In terms of overall performance, the TriFusion module achieves an average precision, recall, and F1-score of 94.45%, 95.15%, and 94.78%, respectively, significantly outperforming single-feature models such as Fbank-only (85.99%, 89.63%, 87.71%), MFCC-only (82.39%, 83.24%, 82.53%), and CQT-only (62.54%, 66.81%, 63.63%). This indicates that the feature fusion strategy effectively integrates the advantages of different features, particularly demonstrating prominent superiority in complex categories like Class B. The TriFusion achieves an F1-score of 88.14% in Class B, compared to only 45.35% for CQT-only, and 74.01% and 76.19% for MFCC-only and Fbank-only, respectively.
In-depth analysis reveals that MFCC’s lower precision in Class A and Class B may be attributed to insufficient capture of temporal features or limited sensitivity to timbre changes; CQT’s mere 35.00% discriminative ability in Class B highlights its over-reliance on rhythm/pitch features, leading to weak generalization; Fbank’s coexistence of high recall and low precision in Class B indicates its poor discrimination of category boundaries. By contrast, TriFusion forms a multi-dimensional representation by fusing MFCC’s spectral envelope, CQT’s pitch features, and Fbank’s auditory perception features, achieving F1-scores exceeding 88% across all categories and significantly reducing the bias of single features, especially in difficult categories.
The confusion matrix in
Figure 8 visually corroborates the above conclusions: TriFusion’s confusion matrix exhibits a higher proportion of diagonal elements, with significantly more correct predictions for each category and a more uniform distribution of off-diagonal errors. In contrast, the confusion matrix of CQT-only in Class B shows frequent errors of misclassifying other categories as Class B through numerous off-diagonal elements, while MFCC-only and Fbank-only display obvious misclassification tendencies due to false negatives and false positives, respectively. This visual analysis concretely demonstrates the practical value of multi-feature fusion in reducing classification bias and improving the accuracy of complex category recognition, providing solid evidence for the application of TriFusion in real-world scenarios.

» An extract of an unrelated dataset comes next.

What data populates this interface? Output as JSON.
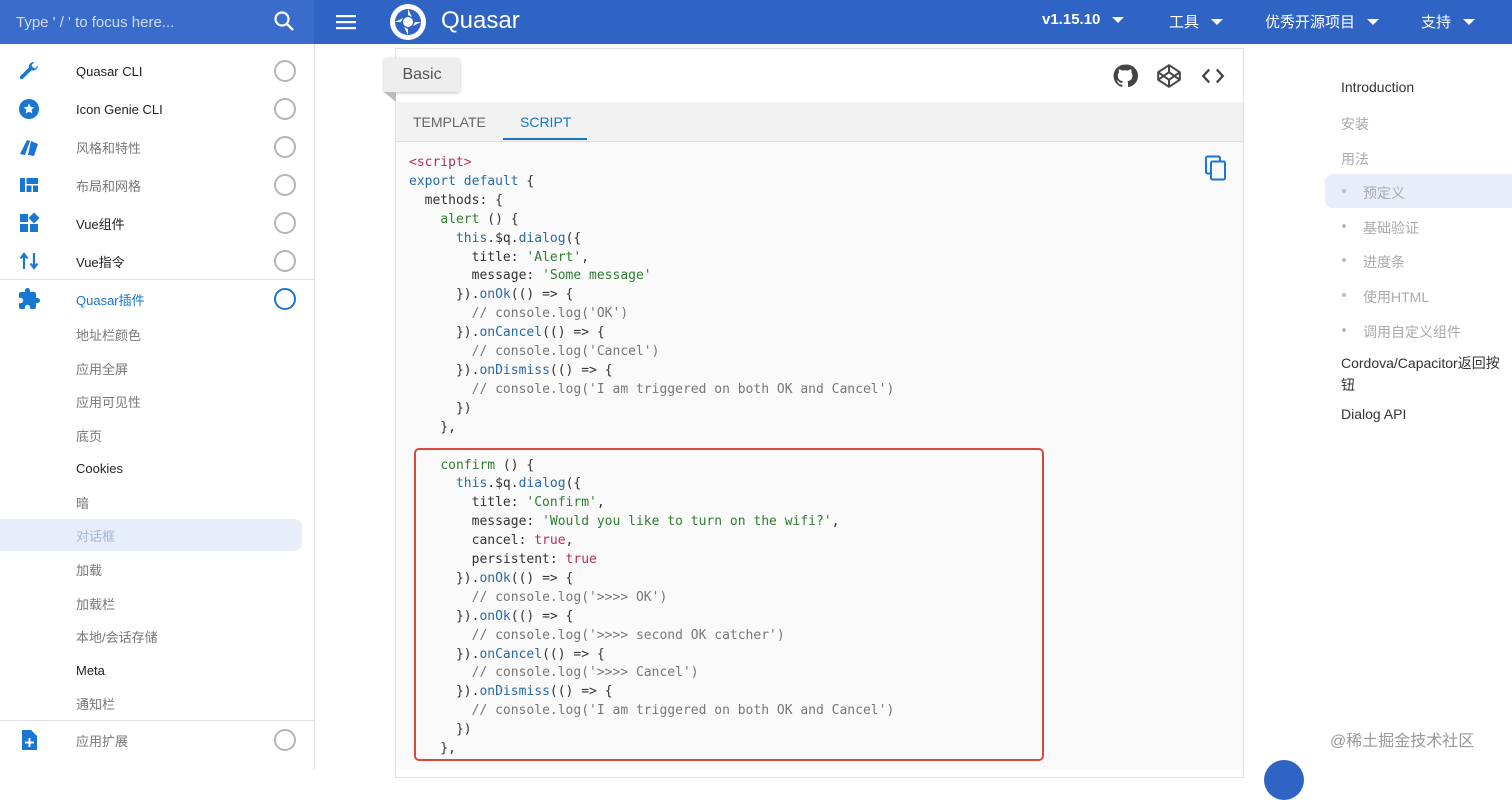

The underlying reason for this superiority lies in the unique characteristics of the TriFusion block feature. By integrating multiple types of feature information, it can capture the features of underwater acoustic signals more comprehensively and precisely. Compared to the features utilized by other models, the TriFusion block feature can supply the DART model with richer and more representative information, thereby enhancing the model’s performance in classification and feature extraction.
4.5.2. Module Ablation Experiment
To conduct a detailed analysis of the functionality and efficiency of DART-MT, we performed ablation studies on different submodules in DART-MT.
The variant models of DART-MT consist of the following structures. Notations are used only for simplicity.
DART-MT (w/o ResNeXt18), denoted as S1, removes the feature extraction operation using ResNeXt18 in the local feature extraction part and replaces it with a standard convolutional layer for essential feature extraction.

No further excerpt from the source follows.